Opponents of the project point to the fact that a long-term storage facility for the UK’s nuclear waste has not yet been agreed and say what Anglesey needs is investment in renewable energy projects (wind, wave and tidal).
Dylan Morgan, of the campaign group People Against Wylfa-B, said the proposed SMRs were “an unnecessarily large development of unproven technology”.
The government sees them as a safe, reliable, affordable and low-carbon energy system and is convinced that, with investment, SMRs will create thousands of jobs and boost manufacturing.
Wylfa beat off competition from a site at Oldbury in Gloucestershire, with the Rolls-Royce-designed reactors subject to final contracts, expected later this year.
Public address mediaThe UK government said the plant would help provide energy independence.
The decision to opt for small modular reactors at Wylfa was criticized by US ambassador Warren Stephens, who said he was “extremely disappointed”.
He had urged ministers to commit to a large-scale plant and US company Westinghouse had reportedly submitted plans for a new gigawatt station at the site.
Downing Street said the decision to build the power station in Wales “does not close the door” on a US manufacturer working on a future project.

The old Wylfa nuclear power station was closed in 2015 and previous plans for a large-scale replacement fell through in 2021.
The company behind the plan, Japanese industrial giant Hitachi, cited rising costs and a failure to reach an agreement with the UK government on funding.
There is a huge political component to the announcement, with Labor leaders in Westminster keen to show they are serious about big investments in infrastructure projects.
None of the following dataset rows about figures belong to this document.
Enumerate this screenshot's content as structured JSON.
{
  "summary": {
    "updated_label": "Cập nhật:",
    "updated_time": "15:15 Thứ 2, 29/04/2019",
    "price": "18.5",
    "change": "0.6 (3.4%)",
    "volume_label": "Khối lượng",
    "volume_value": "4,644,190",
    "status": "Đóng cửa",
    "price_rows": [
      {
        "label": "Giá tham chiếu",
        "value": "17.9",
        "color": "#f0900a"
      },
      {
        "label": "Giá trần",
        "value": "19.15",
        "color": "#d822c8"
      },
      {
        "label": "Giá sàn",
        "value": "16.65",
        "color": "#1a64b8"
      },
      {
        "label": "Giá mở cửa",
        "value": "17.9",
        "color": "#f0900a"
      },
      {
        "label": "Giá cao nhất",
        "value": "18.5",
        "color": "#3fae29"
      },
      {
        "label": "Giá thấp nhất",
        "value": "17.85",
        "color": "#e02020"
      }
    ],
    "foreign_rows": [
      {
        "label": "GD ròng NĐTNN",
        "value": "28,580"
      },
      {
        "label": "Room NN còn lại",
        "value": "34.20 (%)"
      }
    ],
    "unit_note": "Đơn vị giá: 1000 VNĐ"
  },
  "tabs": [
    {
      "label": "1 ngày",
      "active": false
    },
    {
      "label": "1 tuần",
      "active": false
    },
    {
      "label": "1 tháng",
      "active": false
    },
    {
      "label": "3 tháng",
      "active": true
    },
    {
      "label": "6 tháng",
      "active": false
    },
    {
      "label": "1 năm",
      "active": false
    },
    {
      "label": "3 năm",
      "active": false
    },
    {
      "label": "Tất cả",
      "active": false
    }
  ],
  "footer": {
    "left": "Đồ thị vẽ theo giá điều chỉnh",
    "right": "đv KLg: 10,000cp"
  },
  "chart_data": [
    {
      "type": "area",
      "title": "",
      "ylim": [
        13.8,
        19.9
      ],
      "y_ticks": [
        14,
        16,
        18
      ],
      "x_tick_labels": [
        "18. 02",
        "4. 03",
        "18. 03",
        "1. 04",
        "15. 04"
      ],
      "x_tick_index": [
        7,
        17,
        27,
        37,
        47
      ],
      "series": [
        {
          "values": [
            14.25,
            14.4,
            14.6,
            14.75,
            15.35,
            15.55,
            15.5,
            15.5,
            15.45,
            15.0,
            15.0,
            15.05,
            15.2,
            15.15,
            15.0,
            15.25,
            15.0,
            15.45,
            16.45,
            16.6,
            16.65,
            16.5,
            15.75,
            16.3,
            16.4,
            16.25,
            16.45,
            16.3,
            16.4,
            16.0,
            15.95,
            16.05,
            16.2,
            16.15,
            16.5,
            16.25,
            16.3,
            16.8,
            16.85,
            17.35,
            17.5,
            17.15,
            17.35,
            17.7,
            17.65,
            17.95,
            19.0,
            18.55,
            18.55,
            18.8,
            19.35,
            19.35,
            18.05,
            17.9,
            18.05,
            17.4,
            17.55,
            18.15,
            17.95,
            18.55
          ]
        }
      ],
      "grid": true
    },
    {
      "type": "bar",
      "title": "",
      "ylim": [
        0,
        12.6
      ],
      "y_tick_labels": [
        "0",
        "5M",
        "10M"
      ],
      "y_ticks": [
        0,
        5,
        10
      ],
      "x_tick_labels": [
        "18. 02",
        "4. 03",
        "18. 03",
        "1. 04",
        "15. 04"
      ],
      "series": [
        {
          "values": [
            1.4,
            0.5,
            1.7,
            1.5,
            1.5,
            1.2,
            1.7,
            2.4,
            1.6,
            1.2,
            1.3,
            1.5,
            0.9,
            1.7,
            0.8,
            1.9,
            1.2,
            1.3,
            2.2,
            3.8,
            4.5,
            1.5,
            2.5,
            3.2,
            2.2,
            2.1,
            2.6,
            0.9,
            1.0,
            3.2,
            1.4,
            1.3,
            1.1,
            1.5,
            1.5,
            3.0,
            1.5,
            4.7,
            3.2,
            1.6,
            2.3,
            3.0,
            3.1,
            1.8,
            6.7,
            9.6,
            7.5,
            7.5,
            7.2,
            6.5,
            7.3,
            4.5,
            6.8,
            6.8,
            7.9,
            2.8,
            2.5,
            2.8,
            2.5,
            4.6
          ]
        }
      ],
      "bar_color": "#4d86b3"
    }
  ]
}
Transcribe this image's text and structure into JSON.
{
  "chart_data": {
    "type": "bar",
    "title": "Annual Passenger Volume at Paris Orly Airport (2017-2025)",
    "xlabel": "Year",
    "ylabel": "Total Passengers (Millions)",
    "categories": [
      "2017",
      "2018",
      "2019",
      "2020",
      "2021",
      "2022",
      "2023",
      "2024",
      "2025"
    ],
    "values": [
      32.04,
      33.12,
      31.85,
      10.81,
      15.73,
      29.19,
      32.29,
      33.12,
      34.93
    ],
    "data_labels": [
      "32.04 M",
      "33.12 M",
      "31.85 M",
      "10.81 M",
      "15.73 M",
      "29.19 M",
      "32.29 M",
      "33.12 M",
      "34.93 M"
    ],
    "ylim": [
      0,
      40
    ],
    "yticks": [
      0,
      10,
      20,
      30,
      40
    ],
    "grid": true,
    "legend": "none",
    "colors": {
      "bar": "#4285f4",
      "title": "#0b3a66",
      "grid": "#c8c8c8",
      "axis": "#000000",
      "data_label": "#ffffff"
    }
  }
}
In Wales, the First Minister has been pushing hard for Wylfa, with the announcement coming six months before the Senedd election.
Eluned Morgan has been trying to strike a balance: differentiating the Welsh party from British Labor, while pushing for additional funding, greater devolution of powers and big investment announcements from his UK colleagues.
It certainly achieved the latter, although many other issues, such as reforming the way Wales is financed and the devolution of the Crown Estate – which owns much of the Welsh coast and is vital for future wind energy – remain unresolved.